Testing headsets and other peripherals are unfortunately, quite a subjective experience. However, as reviewers our job is to run products through their paces and give you our opinions as well as the facts, so that’s what we do.
In this case, I put the headset through its paces with several genres of music, some movie clips and a few different games. This helps judge a wide range of frequencies and scenarios for usage. On top of this, long term comfort is also tested as overall these activities took several hours to complete.
The headset itself is well-constructed, with everything feeling solid and sturdy. The mic connects securely, with a tab ensuring that not only does it connect in only one direction, but it does not rotate or disconnect. The mic is well positioned by default, and the boom bends well, but has a little difficulty twisting towards the mouth due to the locking mechanism.
The wiring is slightly convoluted to put everything together, but the process for each system is roughly as follows:
PC – USB connector hooked up to USB port, 3.5mm connector hooked up to 3.5mm audio output jack.
PS3 – USB connector hooked up to PS3 USB port, 3.5mm connector connected up to 3.5mm input on peripheral cable, audio cables plugged into peripheral cable, peripheral cable hooked into PS3 audio ports.
Xbox 360 – USB connector hooked up to XBox 360 USB port, 3.5mm hooked up to 3.5mm input on peripheral cable, audio cables hooked into peripheral cable, peripheral cable plugged into XBox 360 audio ports, second peripheral cable connected between XBox controller and in-line headset controller.
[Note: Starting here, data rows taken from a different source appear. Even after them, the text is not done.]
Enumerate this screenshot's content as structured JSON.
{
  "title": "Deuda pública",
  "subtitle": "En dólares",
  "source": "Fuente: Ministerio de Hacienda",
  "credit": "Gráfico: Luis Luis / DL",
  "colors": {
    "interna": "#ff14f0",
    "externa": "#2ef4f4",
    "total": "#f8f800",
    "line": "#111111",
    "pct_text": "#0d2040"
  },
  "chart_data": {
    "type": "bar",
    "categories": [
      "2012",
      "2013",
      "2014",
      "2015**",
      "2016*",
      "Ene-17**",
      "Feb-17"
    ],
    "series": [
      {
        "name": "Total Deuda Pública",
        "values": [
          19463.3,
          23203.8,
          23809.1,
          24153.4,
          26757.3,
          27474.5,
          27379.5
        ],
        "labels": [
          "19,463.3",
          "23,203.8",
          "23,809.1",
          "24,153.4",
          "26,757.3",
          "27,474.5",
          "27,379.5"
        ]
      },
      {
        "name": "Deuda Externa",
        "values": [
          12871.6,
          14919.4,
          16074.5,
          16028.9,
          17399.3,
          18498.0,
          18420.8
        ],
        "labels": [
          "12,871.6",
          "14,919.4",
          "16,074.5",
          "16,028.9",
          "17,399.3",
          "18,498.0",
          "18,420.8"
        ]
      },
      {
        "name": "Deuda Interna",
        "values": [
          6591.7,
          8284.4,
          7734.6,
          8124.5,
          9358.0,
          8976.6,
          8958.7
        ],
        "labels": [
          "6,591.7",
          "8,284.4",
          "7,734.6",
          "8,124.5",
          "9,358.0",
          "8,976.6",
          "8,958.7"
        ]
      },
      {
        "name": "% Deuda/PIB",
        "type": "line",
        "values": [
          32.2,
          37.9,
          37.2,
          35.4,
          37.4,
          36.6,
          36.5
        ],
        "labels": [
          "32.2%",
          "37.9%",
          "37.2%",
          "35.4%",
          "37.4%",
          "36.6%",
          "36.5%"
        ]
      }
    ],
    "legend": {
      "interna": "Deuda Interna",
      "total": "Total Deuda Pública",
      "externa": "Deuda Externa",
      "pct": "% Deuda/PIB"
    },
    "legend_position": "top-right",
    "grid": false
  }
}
Connecting everything up is certainly not insurmountable, particularly with the clear diagrams provided in the quick-start leaflet, but they may take a little bit of work for less technical users.
The headset is extremely comfortable, fitting comfortably over the ears and styled to provide decent padding all around the head, remaining almost unnoticeably comfortable for several hours of testing. There is also a clip on the cable for attaching to a shirt or other place, which takes the weight of the controller, helps keep things in place and takes strain off the cable.
This is definitely a headset geared towards gaming, as the bass is really punchy and in your face. The disadvantage of this though is that the mids and highs suffer a little for it. Overall, the sound profile is decent enough, especially for gaming, though the headset isn’t as isolating as some, letting sounds in and leaking a little out.
While overall I was pleased with the quality of the Sharkoon X-Tatic SP, my only real gripe was that there is a noticeable hiss which appears related to the mic volume and can be heard during quieter periods. It is present but not overwhelming, so generally isn’t too problematic, especially in the heat of battle.
The headset can be found for around £50, which is pretty decent value for money, particularly in light of the multi-platform versatility.